Los hacendados, consultados sobre el tema simplemente opinaban que la vida sana, la escasez de mejoradores químicos -como el bromato en el pan o el nitrito de sodio en la carne- o la buena suerte influían en esto, nada más.
Mi padre no opinaba igual, su olfato de cazador de rarezas lo prevenían contra lo obvio.  
Consiguió un subsidio del Fondo Nacional de Ciencias para  investigaciones y nos llevó a –a mamá y a mí- a vivir a la selvática región.
La casa estaba ubicada al lado del río Amenacito, un brazo desviado y sinuoso del Río Ute que llegaba desde el Amazonas.  Estaba ubicada a unos treinta metros hacia adentro de la costa y montada sobre pilotes de madera para evitar que las constantes subidas del agua nos inundaran.  La Pota Porá crecía alrededor de zonas húmedas y mi padre había construido un invernadero para mantener los gajos y seleccionar a las especies que creía mas útiles.  

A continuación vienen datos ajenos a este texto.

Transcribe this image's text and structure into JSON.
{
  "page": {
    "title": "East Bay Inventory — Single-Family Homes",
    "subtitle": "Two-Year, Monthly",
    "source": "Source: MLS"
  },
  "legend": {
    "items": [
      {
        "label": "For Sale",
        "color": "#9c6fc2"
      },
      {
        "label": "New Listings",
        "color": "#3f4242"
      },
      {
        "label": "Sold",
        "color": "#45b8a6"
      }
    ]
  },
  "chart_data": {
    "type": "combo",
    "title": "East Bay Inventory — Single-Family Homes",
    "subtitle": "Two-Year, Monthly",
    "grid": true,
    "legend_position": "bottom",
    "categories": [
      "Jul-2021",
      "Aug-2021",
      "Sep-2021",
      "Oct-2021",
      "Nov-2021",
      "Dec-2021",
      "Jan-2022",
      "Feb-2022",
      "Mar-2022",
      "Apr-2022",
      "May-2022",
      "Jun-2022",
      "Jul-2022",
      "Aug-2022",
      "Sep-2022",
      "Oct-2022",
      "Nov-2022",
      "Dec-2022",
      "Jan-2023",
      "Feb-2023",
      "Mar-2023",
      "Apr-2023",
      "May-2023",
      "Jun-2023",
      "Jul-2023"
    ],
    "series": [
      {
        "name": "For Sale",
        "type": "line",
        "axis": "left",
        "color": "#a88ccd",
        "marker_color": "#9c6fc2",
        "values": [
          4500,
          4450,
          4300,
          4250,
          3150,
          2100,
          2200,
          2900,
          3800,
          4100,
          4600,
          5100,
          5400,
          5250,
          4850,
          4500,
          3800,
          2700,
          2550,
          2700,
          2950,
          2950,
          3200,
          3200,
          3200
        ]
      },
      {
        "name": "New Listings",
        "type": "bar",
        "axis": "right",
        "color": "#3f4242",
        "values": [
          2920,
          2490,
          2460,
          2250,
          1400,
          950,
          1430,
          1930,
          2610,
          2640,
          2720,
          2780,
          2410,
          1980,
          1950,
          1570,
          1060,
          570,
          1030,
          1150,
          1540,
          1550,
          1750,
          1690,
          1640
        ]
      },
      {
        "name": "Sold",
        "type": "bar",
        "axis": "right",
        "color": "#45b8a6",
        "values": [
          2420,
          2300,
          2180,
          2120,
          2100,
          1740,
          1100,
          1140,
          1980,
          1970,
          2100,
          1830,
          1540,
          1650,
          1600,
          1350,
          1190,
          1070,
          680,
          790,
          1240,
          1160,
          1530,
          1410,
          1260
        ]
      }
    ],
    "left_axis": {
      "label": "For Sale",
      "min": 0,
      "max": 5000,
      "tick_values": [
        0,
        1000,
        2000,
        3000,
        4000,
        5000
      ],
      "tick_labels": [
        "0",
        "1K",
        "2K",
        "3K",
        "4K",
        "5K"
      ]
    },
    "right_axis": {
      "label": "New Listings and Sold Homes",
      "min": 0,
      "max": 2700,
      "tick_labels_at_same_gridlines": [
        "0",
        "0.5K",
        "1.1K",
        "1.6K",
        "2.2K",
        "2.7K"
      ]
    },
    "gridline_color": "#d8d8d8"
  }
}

Habíamos recibido algunas amenazas para abandonar la región y a mi padre no se lo veía con buenos ojos, tomándolo por una especie de alterador del orden establecido, como alguien que fuera a revolver demasiado en aquel silencioso y aparentemente tranquilo paraje.   
Estando nosotros fuera de la casa, un grupo de personas irrumpió a palazos destruyéndolo todo, los vidrios, las mesas, los tubos de ensayo, y las especies seleccionadas de Pota  Porá fueron incendiadas.  Un mensaje escrito con tierra sobre la pared blanca nos dejó claramente el mensaje “VÁYANSE, BRUJOS”.  Y nos fuimos. 

ROLANDO NIMIÉ-BARBOZA, 1987 "POTÁ PORÁ" (Ed. Universidad Sur Litoral)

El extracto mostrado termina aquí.